Como se ve, la ambigüedad de la doctrina de la Iglesia en muchos casos permitía poner una vela a Dios y otra al diablo, como dicen que hacían los campaneros a su patrono San Miguel, protector de campaneros y romaneros y que tenía a Luzbel vencido a sus pies. Se aseguraba que esa vela no debía arder o acercarse mucho a la cara del demonio el día 29 de septiembre, porque en esa fecha el arcángel tomaba el día libre y de ese modo el diablo podía hacer de las suyas.
No nos extrañemos demasiado de esa ambigüedad.
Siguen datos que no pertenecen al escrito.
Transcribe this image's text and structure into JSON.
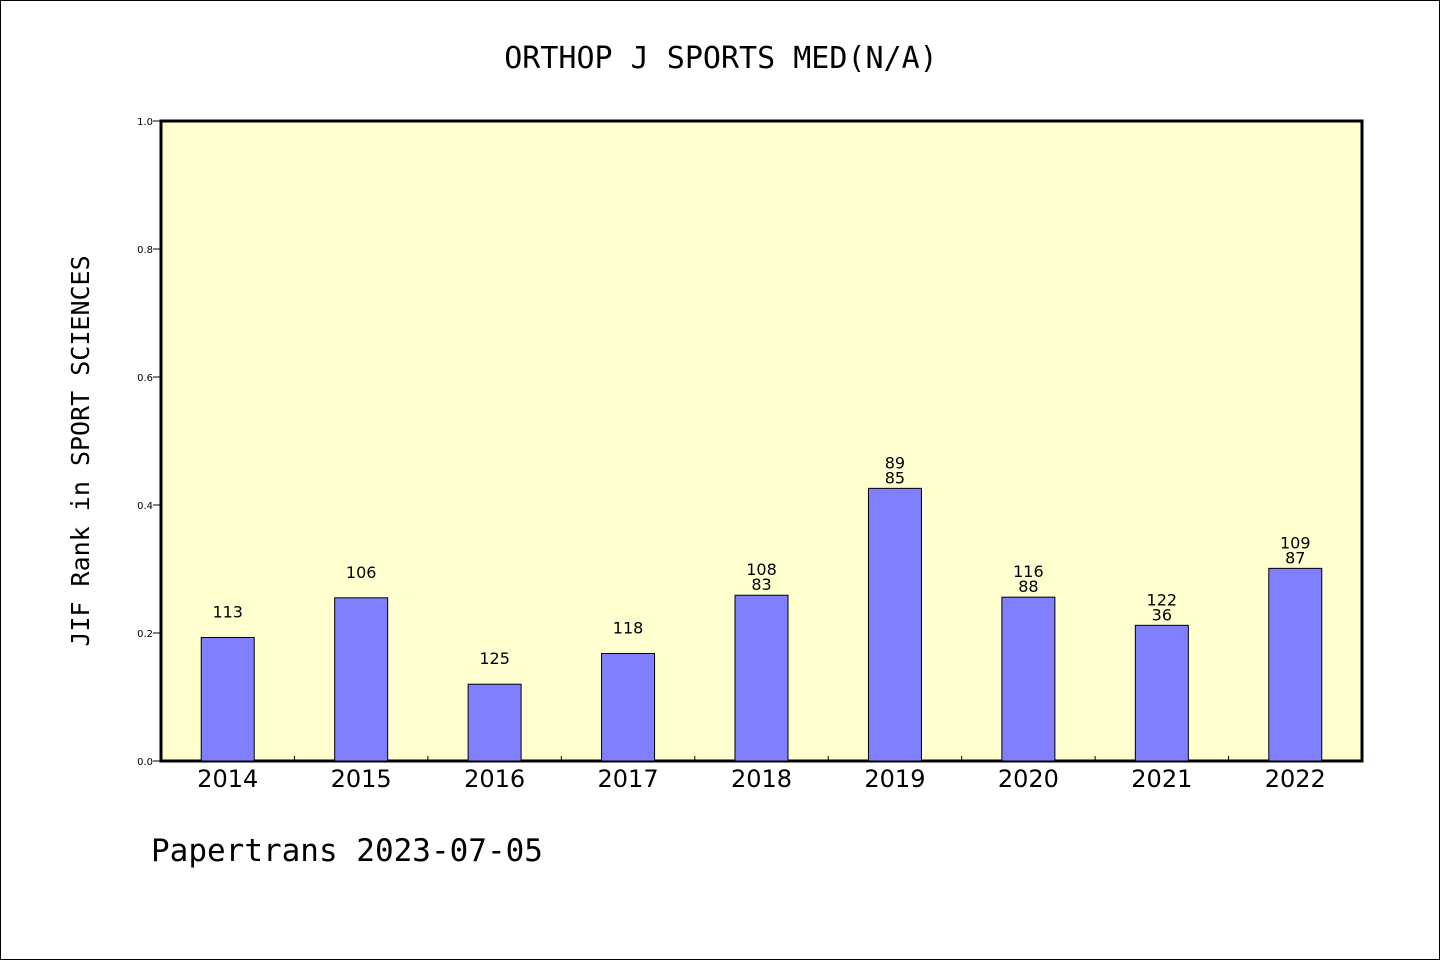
{
  "chart_data": {
    "type": "bar",
    "title": "ORTHOP J SPORTS MED(N/A)",
    "ylabel": "JIF Rank in SPORT SCIENCES",
    "xlabel": "",
    "ylim": [
      0,
      1.0
    ],
    "yticks": [
      "0.0",
      "0.2",
      "0.4",
      "0.6",
      "0.8",
      "1.0"
    ],
    "categories": [
      "2014",
      "2015",
      "2016",
      "2017",
      "2018",
      "2019",
      "2020",
      "2021",
      "2022"
    ],
    "values": [
      0.193,
      0.255,
      0.12,
      0.168,
      0.259,
      0.426,
      0.256,
      0.212,
      0.301
    ],
    "labels": [
      [
        "113"
      ],
      [
        "106"
      ],
      [
        "125"
      ],
      [
        "118"
      ],
      [
        "108",
        "83"
      ],
      [
        "89",
        "85"
      ],
      [
        "116",
        "88"
      ],
      [
        "122",
        "36"
      ],
      [
        "109",
        "87"
      ]
    ],
    "colors": {
      "plot_background": "#ffffd0",
      "bar_fill": "#8080ff",
      "bar_stroke": "#000000"
    }
  },
  "footer": {
    "text": "Papertrans 2023-07-05"
  }
}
El Dios de los griegos, Zeus, vivía en el Olimpo pero era denominado "recolector de nubes"; el de los hebreos y los cristianos que se describe en la Biblia, se solía esconder o aparecer en una nube. El del Nuevo Testamento hablaba en parábolas y prometía que vendría entre las nubes el último día. ¿Cabe mayor ambigüedad? Pues sí: que quienes estudiamos las nubes no podamos estar en ellas, como probablemente sería nuestro deseo sino que debamos apartarnos de ellas para observarlas mejor y percibir su esencia.